Question of whether two given spaces are homeomorphic.

Let $e : \mathbb{R} \to S^1, e(t) = e^{it}$. Then a homeomorphic image of a closed interval in $S^1$ is any set having the form $J = e([a,b])$ with $a < b$ and $b - a < 2\pi$.

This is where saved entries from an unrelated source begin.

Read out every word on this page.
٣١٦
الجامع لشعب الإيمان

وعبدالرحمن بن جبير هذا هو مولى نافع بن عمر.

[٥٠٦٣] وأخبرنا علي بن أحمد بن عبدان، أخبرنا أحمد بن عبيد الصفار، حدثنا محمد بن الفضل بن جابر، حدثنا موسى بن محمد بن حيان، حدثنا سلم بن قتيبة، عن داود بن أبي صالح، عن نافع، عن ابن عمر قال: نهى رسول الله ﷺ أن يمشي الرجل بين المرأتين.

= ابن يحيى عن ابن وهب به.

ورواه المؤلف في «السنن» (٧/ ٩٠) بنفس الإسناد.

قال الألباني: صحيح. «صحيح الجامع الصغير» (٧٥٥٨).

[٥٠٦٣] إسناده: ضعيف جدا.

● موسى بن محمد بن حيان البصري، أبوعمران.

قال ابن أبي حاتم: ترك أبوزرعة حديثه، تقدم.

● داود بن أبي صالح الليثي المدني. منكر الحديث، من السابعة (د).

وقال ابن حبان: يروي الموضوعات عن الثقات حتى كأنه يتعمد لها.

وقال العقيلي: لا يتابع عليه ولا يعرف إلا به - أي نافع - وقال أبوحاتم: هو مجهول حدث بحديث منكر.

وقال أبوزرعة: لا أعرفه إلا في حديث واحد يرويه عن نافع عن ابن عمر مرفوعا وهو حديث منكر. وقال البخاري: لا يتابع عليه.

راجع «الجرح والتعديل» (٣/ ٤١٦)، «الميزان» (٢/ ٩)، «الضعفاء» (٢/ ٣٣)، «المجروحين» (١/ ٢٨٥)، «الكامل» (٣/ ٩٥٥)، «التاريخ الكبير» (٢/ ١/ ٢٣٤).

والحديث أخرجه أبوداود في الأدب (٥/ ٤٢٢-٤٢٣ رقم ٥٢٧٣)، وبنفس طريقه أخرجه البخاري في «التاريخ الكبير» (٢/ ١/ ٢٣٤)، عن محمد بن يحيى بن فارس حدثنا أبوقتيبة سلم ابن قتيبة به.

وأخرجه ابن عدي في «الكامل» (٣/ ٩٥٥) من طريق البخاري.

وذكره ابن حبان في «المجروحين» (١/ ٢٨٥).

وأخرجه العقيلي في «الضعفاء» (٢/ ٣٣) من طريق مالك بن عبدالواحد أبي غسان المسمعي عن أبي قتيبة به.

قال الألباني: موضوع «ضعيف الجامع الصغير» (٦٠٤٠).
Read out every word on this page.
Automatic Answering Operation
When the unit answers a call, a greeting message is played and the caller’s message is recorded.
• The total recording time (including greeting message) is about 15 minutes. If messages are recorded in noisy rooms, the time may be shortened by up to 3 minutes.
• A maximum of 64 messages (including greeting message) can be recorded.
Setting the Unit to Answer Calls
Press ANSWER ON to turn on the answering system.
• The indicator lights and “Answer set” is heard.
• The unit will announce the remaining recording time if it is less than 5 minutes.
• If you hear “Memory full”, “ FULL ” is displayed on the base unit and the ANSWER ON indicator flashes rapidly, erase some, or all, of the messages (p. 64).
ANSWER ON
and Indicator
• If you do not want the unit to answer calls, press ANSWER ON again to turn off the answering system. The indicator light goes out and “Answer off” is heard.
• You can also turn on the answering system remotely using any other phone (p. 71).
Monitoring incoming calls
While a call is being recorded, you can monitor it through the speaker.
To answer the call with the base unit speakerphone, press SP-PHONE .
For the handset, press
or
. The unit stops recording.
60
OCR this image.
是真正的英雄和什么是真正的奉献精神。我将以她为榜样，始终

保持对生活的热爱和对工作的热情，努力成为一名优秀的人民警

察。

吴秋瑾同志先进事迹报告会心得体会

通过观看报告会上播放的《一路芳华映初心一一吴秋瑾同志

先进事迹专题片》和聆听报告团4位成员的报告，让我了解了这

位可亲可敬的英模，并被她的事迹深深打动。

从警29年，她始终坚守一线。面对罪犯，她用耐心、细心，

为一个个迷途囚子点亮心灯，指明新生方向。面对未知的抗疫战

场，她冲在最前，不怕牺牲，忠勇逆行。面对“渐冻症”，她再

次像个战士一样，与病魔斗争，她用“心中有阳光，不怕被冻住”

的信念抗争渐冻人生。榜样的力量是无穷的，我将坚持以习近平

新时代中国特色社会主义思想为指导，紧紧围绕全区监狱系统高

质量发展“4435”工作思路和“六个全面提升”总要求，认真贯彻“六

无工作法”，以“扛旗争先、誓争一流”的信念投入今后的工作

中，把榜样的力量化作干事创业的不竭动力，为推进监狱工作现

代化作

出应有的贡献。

We have $X = D^2 \backslash \{e(c) \}$ for some $c \in \mathbb{R}$ and $Y = D^2 \backslash e([a,b])$ for suitable $a,b$ as above. Define $r : [a,a + 2 \pi] \to [c,c+2\pi]$, $r(x) = c$ for $t \in [a,b]$, $r(x) = c + \frac{2\pi (x - b)}{a+2\pi-b}$ for $t \in [b,a+2\pi]$. This is a continuous map. Define

$$H : [a,a + 2 \pi] \times [0,1] \to [c,c+2\pi], H(x,t) = (1-t)(x -a + c) + t r(x) .$$

This is a continuous map such that (with $H_t(x) = H(x,t)$)

(1) $H_1 = r$

(2) $H_t(a) = c, H_t(a+2\pi) = c + 2\pi$ for all $t$

(3) $H_t$ is strictly increasing, in particular bijective, for all $t < 1$.

Define

$$G : [a,a + 2 \pi] \times [0,1] \to D^2, G(x,t) = te(H(x,t))$$

which is again continuous. Consider the continuous map

$$p : [a,a + 2 \pi] \times [0,1] \to D^2, p(x,t) = te(x) .$$

Since domain and range are compact, it is an identification map. It is easy to check that if $p(\xi) = p(\xi')$, then $G(\xi) = G(\xi')$. Therefore we obtain a unique continuous $g : D^2 \to D^2$ such that $g \circ p = G$. By construction $g$ maps $Y$ bijectively onto $X$. The restriction $g' : Y \to X$ is an open map which shows that it is a homeomorphism: Let $U \subset Y$ be open. Then $D^2 \backslash U$ is compact, thus $g(D^2 \backslash U) ) = D^2 \backslash g(U)$ is compact so that $g'(U) = g(U)$ is open in $X$.